I’m trying to change that now, though the effort already feels brittle. His omega wife greets me on the porch, all warmth and bite. Sweet but spicy, with blonde hair and sharp blue eyes that see far too much. She’s snapped at me twice already, but she smiles when she does it. My brother, Cole, sits in a rocking chair like the old man he insists he’s not.

He looks nothing like me. Ten years older, streaks of gray threading through his dark hair and beard, crow’s feet from sun and laughter. He takes after our mother. I, unfortunately, take after my father with pale skin, slicked-back, blond hair, and blue eyes sharp enough to cut.

I sit in the rocking chair beside him. The old wood creaks under my weight.

“How’re you doing, Logan?” Cole’s voice carries that easy dominance he doesn’t even have to think about. It rolls over the porch, grounding everything in his orbit.

“Fine,” I lie, smooth and practiced.

“Where’s your pack?” he asks, glancing around like he expects them to materialize from the trees.

“At the hotel.
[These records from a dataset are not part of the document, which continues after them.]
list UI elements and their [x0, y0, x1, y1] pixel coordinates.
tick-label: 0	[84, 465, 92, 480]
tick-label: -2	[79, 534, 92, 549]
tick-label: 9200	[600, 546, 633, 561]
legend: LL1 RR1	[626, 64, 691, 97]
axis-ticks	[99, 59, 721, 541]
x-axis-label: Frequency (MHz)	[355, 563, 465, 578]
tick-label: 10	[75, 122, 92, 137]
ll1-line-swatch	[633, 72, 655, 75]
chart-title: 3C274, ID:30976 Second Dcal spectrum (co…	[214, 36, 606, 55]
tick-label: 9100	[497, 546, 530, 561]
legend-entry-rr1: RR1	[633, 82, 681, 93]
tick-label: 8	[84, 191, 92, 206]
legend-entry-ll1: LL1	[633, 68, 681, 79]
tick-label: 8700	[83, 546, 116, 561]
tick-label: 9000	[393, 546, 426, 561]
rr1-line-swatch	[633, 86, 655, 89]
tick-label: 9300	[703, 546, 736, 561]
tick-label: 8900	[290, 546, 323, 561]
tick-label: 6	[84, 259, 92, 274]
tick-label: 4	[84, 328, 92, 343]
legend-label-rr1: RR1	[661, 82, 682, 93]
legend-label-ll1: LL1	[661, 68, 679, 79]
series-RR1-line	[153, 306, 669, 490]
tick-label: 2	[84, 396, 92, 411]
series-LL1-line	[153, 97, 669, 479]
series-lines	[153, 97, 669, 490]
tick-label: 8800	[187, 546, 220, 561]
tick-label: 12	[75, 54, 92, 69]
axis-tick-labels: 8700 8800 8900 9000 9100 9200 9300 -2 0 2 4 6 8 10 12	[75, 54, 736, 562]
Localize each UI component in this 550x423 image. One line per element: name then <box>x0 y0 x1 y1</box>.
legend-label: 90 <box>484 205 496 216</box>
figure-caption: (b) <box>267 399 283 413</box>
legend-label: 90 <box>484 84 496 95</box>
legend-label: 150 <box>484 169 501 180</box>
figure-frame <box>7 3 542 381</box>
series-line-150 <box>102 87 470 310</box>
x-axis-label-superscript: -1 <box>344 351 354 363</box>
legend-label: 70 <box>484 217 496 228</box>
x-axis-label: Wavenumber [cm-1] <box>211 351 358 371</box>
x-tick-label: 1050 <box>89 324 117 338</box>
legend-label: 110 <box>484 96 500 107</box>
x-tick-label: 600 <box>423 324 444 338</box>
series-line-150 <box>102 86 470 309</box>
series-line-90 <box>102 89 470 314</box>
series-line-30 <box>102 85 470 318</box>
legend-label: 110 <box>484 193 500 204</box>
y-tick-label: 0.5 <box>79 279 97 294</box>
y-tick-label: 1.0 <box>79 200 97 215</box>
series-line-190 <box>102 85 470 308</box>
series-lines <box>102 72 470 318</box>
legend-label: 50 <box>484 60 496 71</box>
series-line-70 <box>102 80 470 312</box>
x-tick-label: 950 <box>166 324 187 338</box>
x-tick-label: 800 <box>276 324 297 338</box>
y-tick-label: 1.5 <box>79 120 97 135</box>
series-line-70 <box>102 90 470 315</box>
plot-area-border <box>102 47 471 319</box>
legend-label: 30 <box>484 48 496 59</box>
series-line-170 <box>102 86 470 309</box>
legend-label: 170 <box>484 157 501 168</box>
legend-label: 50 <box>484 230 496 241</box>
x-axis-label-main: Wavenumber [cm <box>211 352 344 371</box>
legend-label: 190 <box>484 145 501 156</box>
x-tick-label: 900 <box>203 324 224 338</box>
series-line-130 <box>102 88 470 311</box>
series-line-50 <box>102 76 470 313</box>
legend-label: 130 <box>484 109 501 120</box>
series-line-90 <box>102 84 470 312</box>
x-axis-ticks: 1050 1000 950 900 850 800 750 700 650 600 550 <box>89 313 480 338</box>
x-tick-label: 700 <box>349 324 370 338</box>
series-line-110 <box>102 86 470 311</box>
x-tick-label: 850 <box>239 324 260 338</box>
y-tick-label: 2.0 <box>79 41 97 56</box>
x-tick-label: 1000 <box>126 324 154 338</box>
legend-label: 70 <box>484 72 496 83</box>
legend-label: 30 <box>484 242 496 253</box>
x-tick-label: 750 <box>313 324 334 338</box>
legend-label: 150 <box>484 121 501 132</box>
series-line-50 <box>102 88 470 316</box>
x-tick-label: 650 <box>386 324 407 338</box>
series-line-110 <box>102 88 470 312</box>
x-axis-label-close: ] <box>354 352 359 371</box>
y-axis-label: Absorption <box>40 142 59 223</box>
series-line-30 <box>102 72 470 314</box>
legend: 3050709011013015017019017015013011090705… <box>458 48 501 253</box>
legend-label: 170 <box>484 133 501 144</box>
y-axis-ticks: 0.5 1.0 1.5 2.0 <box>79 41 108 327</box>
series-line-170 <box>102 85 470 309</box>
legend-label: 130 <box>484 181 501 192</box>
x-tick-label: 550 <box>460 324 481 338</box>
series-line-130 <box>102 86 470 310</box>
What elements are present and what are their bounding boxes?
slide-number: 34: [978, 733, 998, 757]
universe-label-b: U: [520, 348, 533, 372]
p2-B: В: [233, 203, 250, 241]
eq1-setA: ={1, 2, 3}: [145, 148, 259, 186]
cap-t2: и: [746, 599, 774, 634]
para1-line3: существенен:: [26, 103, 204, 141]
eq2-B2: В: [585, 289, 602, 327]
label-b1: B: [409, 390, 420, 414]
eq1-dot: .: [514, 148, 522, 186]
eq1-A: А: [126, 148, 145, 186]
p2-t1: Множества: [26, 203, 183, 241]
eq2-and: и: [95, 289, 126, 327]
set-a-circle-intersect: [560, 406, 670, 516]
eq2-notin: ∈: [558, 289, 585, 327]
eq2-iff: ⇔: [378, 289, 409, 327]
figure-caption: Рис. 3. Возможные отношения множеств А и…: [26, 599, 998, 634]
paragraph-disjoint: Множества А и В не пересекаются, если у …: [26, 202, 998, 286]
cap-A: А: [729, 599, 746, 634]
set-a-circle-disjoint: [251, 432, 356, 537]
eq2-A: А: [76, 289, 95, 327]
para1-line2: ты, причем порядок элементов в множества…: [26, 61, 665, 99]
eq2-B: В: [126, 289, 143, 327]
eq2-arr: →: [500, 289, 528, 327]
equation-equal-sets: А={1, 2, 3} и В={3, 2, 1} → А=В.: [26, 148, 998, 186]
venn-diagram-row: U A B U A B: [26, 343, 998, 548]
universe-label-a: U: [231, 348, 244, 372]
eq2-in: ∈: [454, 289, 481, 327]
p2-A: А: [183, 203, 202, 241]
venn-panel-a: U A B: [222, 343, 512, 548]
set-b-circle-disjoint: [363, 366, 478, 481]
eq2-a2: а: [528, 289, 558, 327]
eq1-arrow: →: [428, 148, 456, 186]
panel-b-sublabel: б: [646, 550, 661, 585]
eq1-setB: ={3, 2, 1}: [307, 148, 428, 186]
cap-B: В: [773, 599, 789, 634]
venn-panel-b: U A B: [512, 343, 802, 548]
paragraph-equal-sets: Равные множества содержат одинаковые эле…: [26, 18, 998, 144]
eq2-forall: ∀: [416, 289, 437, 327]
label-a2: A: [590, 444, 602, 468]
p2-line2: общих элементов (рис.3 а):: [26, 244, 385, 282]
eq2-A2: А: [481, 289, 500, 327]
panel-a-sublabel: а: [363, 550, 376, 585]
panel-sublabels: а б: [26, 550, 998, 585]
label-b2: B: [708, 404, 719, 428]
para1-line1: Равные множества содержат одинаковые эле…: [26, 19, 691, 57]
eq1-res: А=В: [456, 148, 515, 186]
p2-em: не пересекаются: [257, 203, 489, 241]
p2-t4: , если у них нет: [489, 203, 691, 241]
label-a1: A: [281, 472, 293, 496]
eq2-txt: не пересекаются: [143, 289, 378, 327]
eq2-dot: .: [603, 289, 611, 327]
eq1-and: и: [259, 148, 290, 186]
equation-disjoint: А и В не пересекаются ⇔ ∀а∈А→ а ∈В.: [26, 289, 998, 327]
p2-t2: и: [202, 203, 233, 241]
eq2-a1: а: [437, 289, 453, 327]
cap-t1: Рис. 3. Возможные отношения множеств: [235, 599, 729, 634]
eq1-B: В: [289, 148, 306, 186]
I’m meeting them at the site after this.” We’re staying at Cole’s newest property where he offered us a spot for a new restaurant, just beyond the farm, perched on the edge of the lake.

His eyes narrow just slightly. “We heard about the legal issues.”

My grip tightens on the armrest. “We’re handling it,” I grit out, keeping my tone even. I breathe through my teeth, the way I’ve practiced, but it doesn’t stop the heat crawling up my neck.